What's up with this 64GB USB thumb drive appearing as two disks?
Solution 1:
Here is the explanation directly from Centon:
Question: I recently purchased one of your 64GB DataStick flash drives, and I was surprised to find that the 64GB device was formatted with two partitions. Why is this? Can it be re-configured?
Answer: Due to a limitation in Windows 2000/XP/2003 computers, drive volumes cannot be formatted in capacities larger than 32GB using the FAT32 file system. As a result, to ensure the drive can be recognized by the most number of computer systems, our 64GB drive is partitioned into two 32GB volumes. The Windows formatted capacity is roughly around 30GB.
When the 64GB drive is connected to your Windows computer, it will be assigned two drive letters.
The drive cannot be reconfigured into a single 64GB partion. The partition on these drives is hardcoded into the USB-to-flash controller chip.

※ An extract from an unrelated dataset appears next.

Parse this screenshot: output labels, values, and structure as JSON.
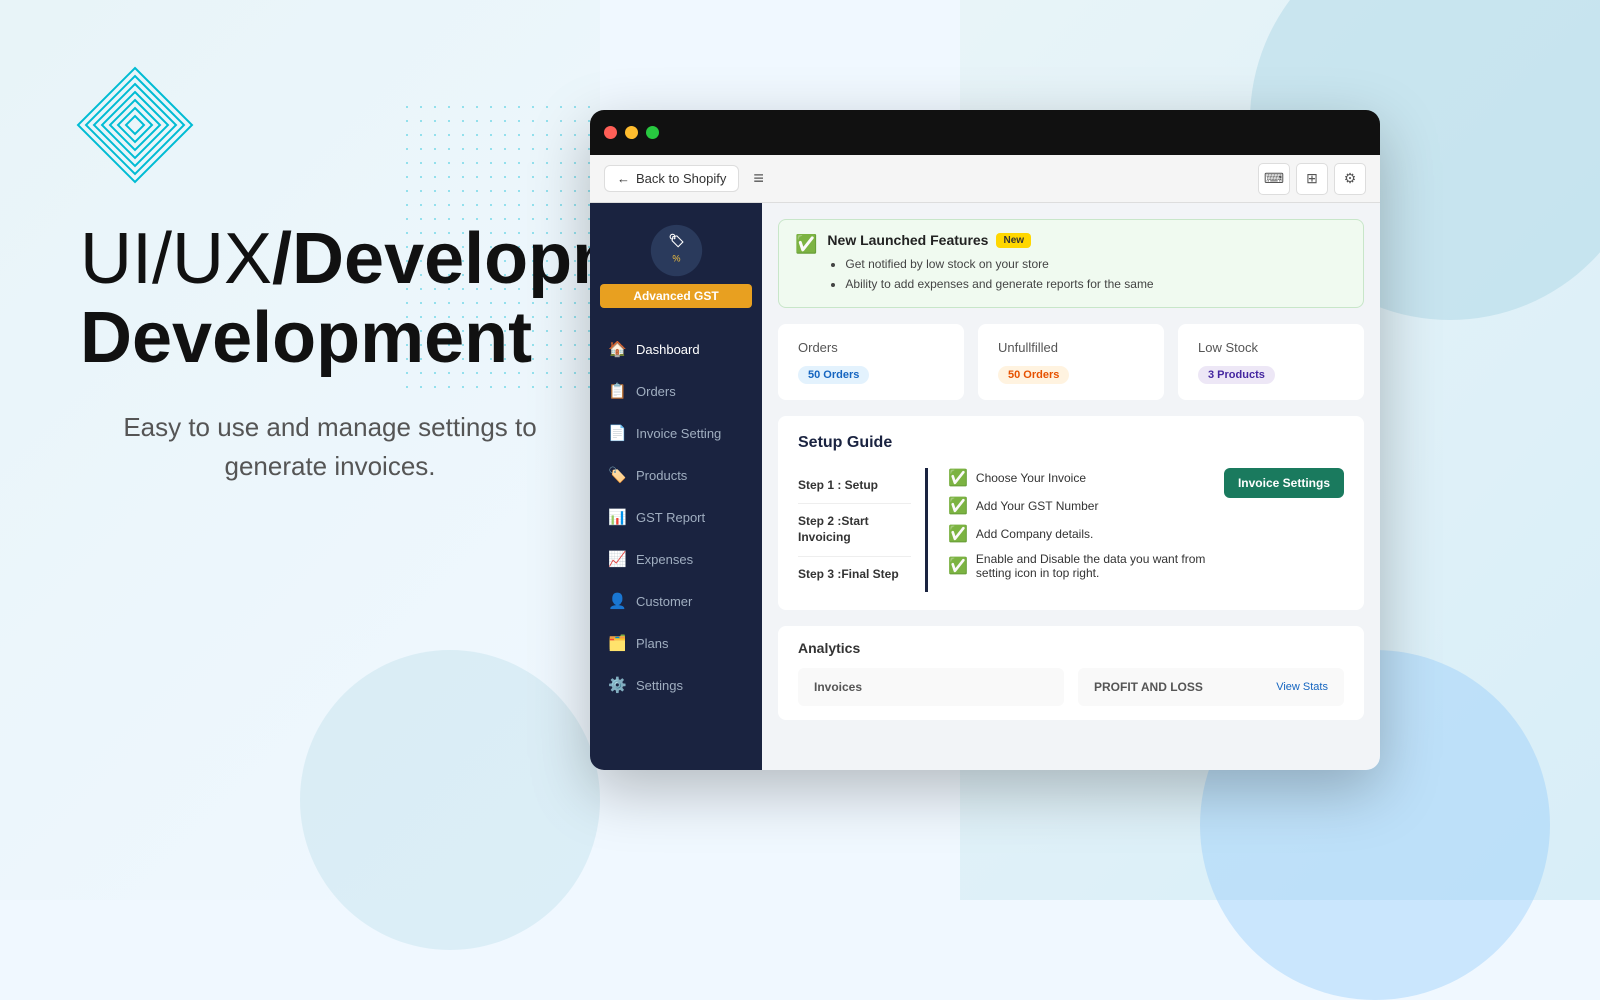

So no, your drive is not faulty. They decided that the best thing for you, the consumer, is to actually use two seperate drives. I would be mad if I ordered a USB drive and realized that the manufacturer created this restriction without any mention on the product description page.
Solution 2:
It doesn't appear to be two partitions, it appears as two separate drives. If it were two partitions on a single drive, you'd see device names like sdc1
and sdc2
.
It's likely the drive is implemented as two physical drives at the hardware layer, and depends on a special driver to allow the OS to see it as a single drive. It may also be a chipset limitation (in whatever chipset is used in the thumbdrive hardware).
Either way, it doesn't seem likely that you'll be able to force it to be seen as a single drive. If you require this functionality, return the device for a refund and buy a different device.